SAO PAULO, (Reuters) – Heineken NV will invest 865 million reais ($183.14 million) to expand its Ponta Grossa brewing plant in Brazil, the company said yesterday, as competition between the world’s two largest beer makers bubbles up.
The Dutch brewer will make the investment this year and next and focus on it Heineken and Amstel brands at the third-largest brewing facility in Parana state in Brazil, its most important market worldwide.
The company did not give details of the expansion plan, stating only that production would rise by 75%.
“We are bringing forward by one year all the investments of our strategic plan. Brazil is a key market for us,” Heineken Brazil Chief Executive Officer Mauricio Giamellaro told Reuters.
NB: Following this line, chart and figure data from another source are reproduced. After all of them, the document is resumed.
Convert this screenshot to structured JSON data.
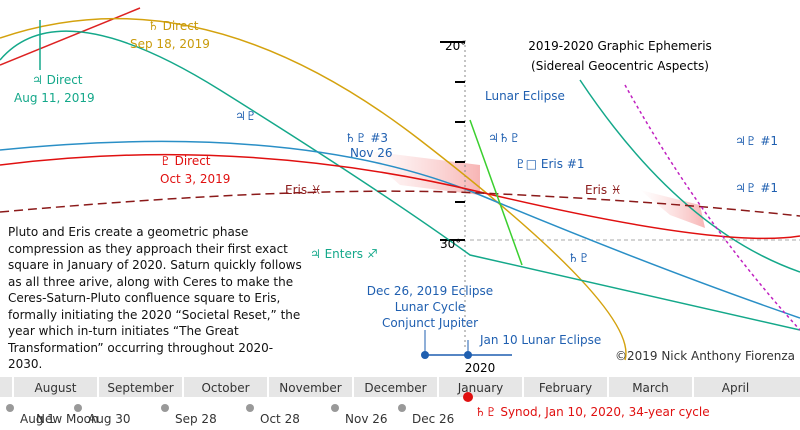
{
  "header": {
    "title": "2019-2020 Graphic Ephemeris",
    "subtitle": "(Sidereal Geocentric Aspects)"
  },
  "axis": {
    "top": "20°",
    "bottom": "30°",
    "year": "2020",
    "months": [
      "August",
      "September",
      "October",
      "November",
      "December",
      "January",
      "February",
      "March",
      "April"
    ]
  },
  "labels": [
    "♄ Direct",
    "Sep 18, 2019",
    "♃ Direct",
    "Aug 11, 2019",
    "♇ Direct",
    "Oct 3, 2019",
    "♃ Enters ♐",
    "Lunar Eclipse",
    "♇□ Eris #1",
    "♄♇ #3",
    "Nov 26",
    "Eris ♓",
    "Eris ♓",
    "♃♇ #1",
    "Dec 26, 2019 Eclipse",
    "Lunar Cycle",
    "Conjunct Jupiter",
    "Jan 10 Lunar Eclipse",
    "♃♄♇",
    "♃♇",
    "♄♇",
    "♃♇ #1"
  ],
  "paragraph": "Pluto and Eris create a geometric phase compression as they approach their first exact square in January of 2020. Saturn quickly follows as all three arive, along with Ceres to make the Ceres-Saturn-Pluto confluence square to Eris, formally initiating the 2020 “Societal Reset,” the year which in-turn initiates “The Great Transformation” occurring throughout 2020-2030.",
  "copyright": "©2019 Nick Anthony Fiorenza",
  "moons": [
    "Aug 1",
    "New Moon",
    "Aug 30",
    "Sep 28",
    "Oct 28",
    "Nov 26",
    "Dec 26"
  ],
  "synod": "♄♇ Synod, Jan 10, 2020, 34-year cycle"
}
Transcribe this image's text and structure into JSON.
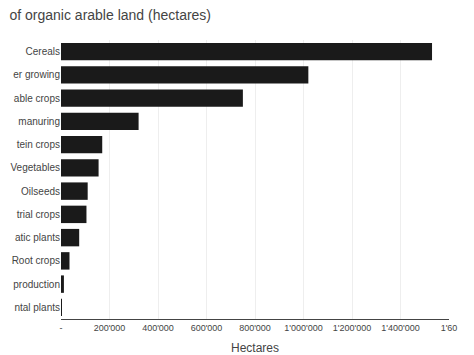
{
  "chart_data": {
    "type": "bar",
    "orientation": "horizontal",
    "title": "of organic arable land (hectares)",
    "xlabel": "Hectares",
    "categories": [
      "Cereals",
      "er growing",
      "able crops",
      "manuring",
      "tein crops",
      "Vegetables",
      "Oilseeds",
      "trial crops",
      "atic plants",
      "Root crops",
      "production",
      "ntal plants"
    ],
    "values": [
      1530000,
      1020000,
      750000,
      320000,
      170000,
      155000,
      110000,
      105000,
      75000,
      35000,
      12000,
      2000
    ],
    "color": "#1a1a1a",
    "xlim": [
      0,
      1600000
    ],
    "xticks": [
      {
        "value": 0,
        "label": "-"
      },
      {
        "value": 200000,
        "label": "200'000"
      },
      {
        "value": 400000,
        "label": "400'000"
      },
      {
        "value": 600000,
        "label": "600'000"
      },
      {
        "value": 800000,
        "label": "800'000"
      },
      {
        "value": 1000000,
        "label": "1'000'000"
      },
      {
        "value": 1200000,
        "label": "1'200'000"
      },
      {
        "value": 1400000,
        "label": "1'400'000"
      },
      {
        "value": 1600000,
        "label": "1'60"
      }
    ],
    "grid": true
  }
}
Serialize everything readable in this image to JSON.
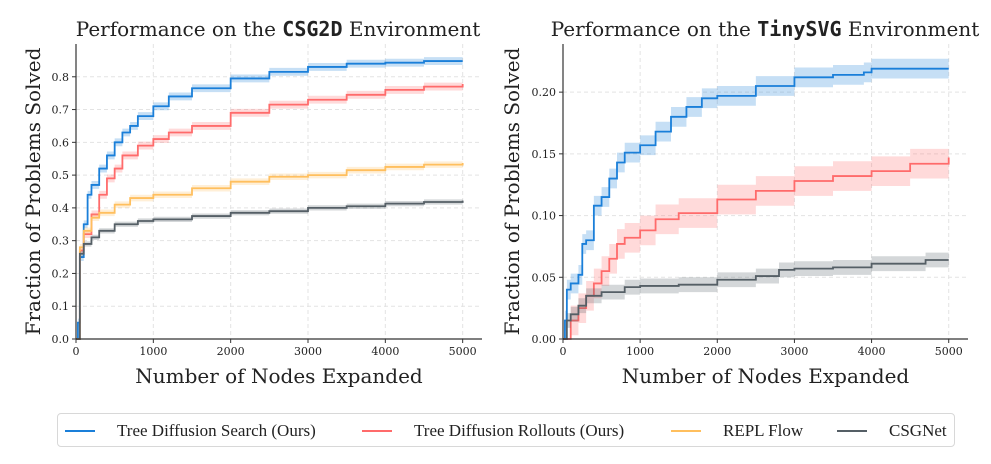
{
  "chart_data": [
    {
      "type": "line",
      "title_prefix": "Performance on the ",
      "title_env": "CSG2D",
      "title_suffix": " Environment",
      "xlabel": "Number of Nodes Expanded",
      "ylabel": "Fraction of Problems Solved",
      "xlim": [
        0,
        5250
      ],
      "ylim": [
        0,
        0.9
      ],
      "xticks": [
        0,
        1000,
        2000,
        3000,
        4000,
        5000
      ],
      "yticks": [
        0.0,
        0.1,
        0.2,
        0.3,
        0.4,
        0.5,
        0.6,
        0.7,
        0.8
      ],
      "ytick_decimals": 1,
      "grid": true,
      "series": [
        {
          "name": "Tree Diffusion Search (Ours)",
          "color": "#1a7fd9",
          "band": 0.012,
          "x": [
            0,
            25,
            50,
            100,
            150,
            200,
            300,
            400,
            500,
            600,
            700,
            800,
            1000,
            1200,
            1500,
            2000,
            2500,
            3000,
            3500,
            4000,
            4500,
            5000
          ],
          "y": [
            0,
            0.05,
            0.25,
            0.35,
            0.44,
            0.47,
            0.52,
            0.56,
            0.6,
            0.63,
            0.65,
            0.68,
            0.71,
            0.74,
            0.765,
            0.795,
            0.815,
            0.83,
            0.84,
            0.843,
            0.848,
            0.848
          ]
        },
        {
          "name": "Tree Diffusion Rollouts (Ours)",
          "color": "#ff6b6b",
          "band": 0.012,
          "x": [
            0,
            50,
            100,
            200,
            300,
            400,
            500,
            600,
            800,
            1000,
            1200,
            1500,
            2000,
            2500,
            3000,
            3500,
            4000,
            4500,
            5000
          ],
          "y": [
            0,
            0.27,
            0.32,
            0.38,
            0.44,
            0.49,
            0.52,
            0.56,
            0.59,
            0.61,
            0.63,
            0.65,
            0.69,
            0.715,
            0.73,
            0.745,
            0.76,
            0.77,
            0.778
          ]
        },
        {
          "name": "REPL Flow",
          "color": "#ffbf5e",
          "band": 0.01,
          "x": [
            0,
            50,
            100,
            200,
            300,
            500,
            700,
            1000,
            1500,
            2000,
            2500,
            3000,
            3500,
            4000,
            4500,
            5000
          ],
          "y": [
            0,
            0.28,
            0.33,
            0.37,
            0.385,
            0.41,
            0.43,
            0.44,
            0.46,
            0.48,
            0.495,
            0.5,
            0.515,
            0.525,
            0.532,
            0.537
          ]
        },
        {
          "name": "CSGNet",
          "color": "#555f66",
          "band": 0.008,
          "x": [
            0,
            50,
            100,
            200,
            300,
            500,
            800,
            1000,
            1500,
            2000,
            2500,
            3000,
            3500,
            4000,
            4500,
            5000
          ],
          "y": [
            0,
            0.26,
            0.29,
            0.31,
            0.33,
            0.35,
            0.36,
            0.365,
            0.375,
            0.385,
            0.39,
            0.4,
            0.405,
            0.413,
            0.418,
            0.422
          ]
        }
      ]
    },
    {
      "type": "line",
      "title_prefix": "Performance on the ",
      "title_env": "TinySVG",
      "title_suffix": " Environment",
      "xlabel": "Number of Nodes Expanded",
      "ylabel": "Fraction of Problems Solved",
      "xlim": [
        0,
        5250
      ],
      "ylim": [
        0,
        0.239
      ],
      "xticks": [
        0,
        1000,
        2000,
        3000,
        4000,
        5000
      ],
      "yticks": [
        0.0,
        0.05,
        0.1,
        0.15,
        0.2
      ],
      "ytick_decimals": 2,
      "grid": true,
      "series": [
        {
          "name": "Tree Diffusion Search (Ours)",
          "color": "#1a7fd9",
          "band": 0.008,
          "x": [
            0,
            25,
            50,
            100,
            200,
            250,
            300,
            400,
            500,
            600,
            700,
            800,
            1000,
            1200,
            1400,
            1600,
            1800,
            2000,
            2500,
            3000,
            3500,
            3900,
            4000,
            5000
          ],
          "y": [
            0,
            0.015,
            0.04,
            0.045,
            0.052,
            0.077,
            0.08,
            0.108,
            0.115,
            0.13,
            0.143,
            0.151,
            0.157,
            0.168,
            0.18,
            0.188,
            0.195,
            0.197,
            0.205,
            0.212,
            0.214,
            0.216,
            0.219,
            0.219
          ]
        },
        {
          "name": "Tree Diffusion Rollouts (Ours)",
          "color": "#ff6b6b",
          "band": 0.012,
          "x": [
            0,
            100,
            200,
            300,
            400,
            500,
            600,
            700,
            800,
            1000,
            1200,
            1500,
            2000,
            2500,
            3000,
            3500,
            4000,
            4500,
            5000
          ],
          "y": [
            0,
            0.015,
            0.025,
            0.035,
            0.045,
            0.055,
            0.065,
            0.077,
            0.082,
            0.088,
            0.097,
            0.102,
            0.113,
            0.12,
            0.128,
            0.132,
            0.136,
            0.142,
            0.147
          ]
        },
        {
          "name": "CSGNet",
          "color": "#555f66",
          "band": 0.006,
          "x": [
            0,
            50,
            100,
            200,
            300,
            500,
            800,
            1000,
            1500,
            2000,
            2500,
            2800,
            3000,
            3500,
            4000,
            4500,
            4700,
            5000
          ],
          "y": [
            0,
            0.015,
            0.02,
            0.027,
            0.035,
            0.038,
            0.042,
            0.043,
            0.044,
            0.048,
            0.051,
            0.056,
            0.057,
            0.058,
            0.061,
            0.061,
            0.064,
            0.064
          ]
        }
      ]
    }
  ],
  "legend": {
    "placement": "bottom",
    "items": [
      {
        "label": "Tree Diffusion Search (Ours)",
        "color": "#1a7fd9"
      },
      {
        "label": "Tree Diffusion Rollouts (Ours)",
        "color": "#ff6b6b"
      },
      {
        "label": "REPL Flow",
        "color": "#ffbf5e"
      },
      {
        "label": "CSGNet",
        "color": "#555f66"
      }
    ]
  }
}
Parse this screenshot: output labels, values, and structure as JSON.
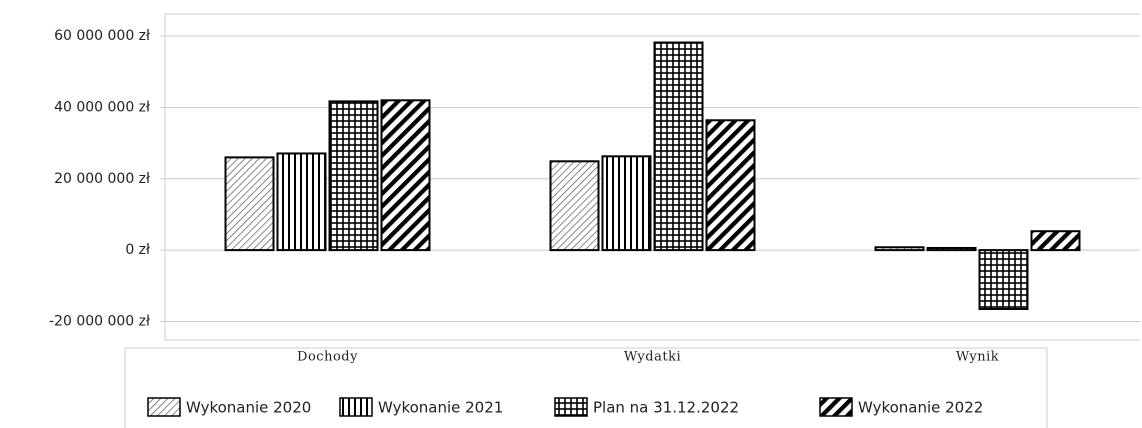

“Basically, we are building a new brewery,” he said in an interview.
Despite the slow recovery of the Brazilian economy, the world’s second-largest brewer after Anheuser-Busch InBev is not waiting to expand its beer production in a market that is more important for sales than the United States or Europe.
Heineken has reduced the lead in Brazil of top beer seller Ambev, the Brazilian unit of Anheuser-Busch InBev, after buying the operation of Japan’s Kirin for $1.2 billion in 2017, which doubled its Brazilian output. Heineken says it now has 22% of the market.
The expansion announcement came just on day after Ambev announced it will invest 2 billion reais to open a new brewery in northern Brazil, a malting factory in the southeast region, along with a can producing unit and additional premium beer production lines.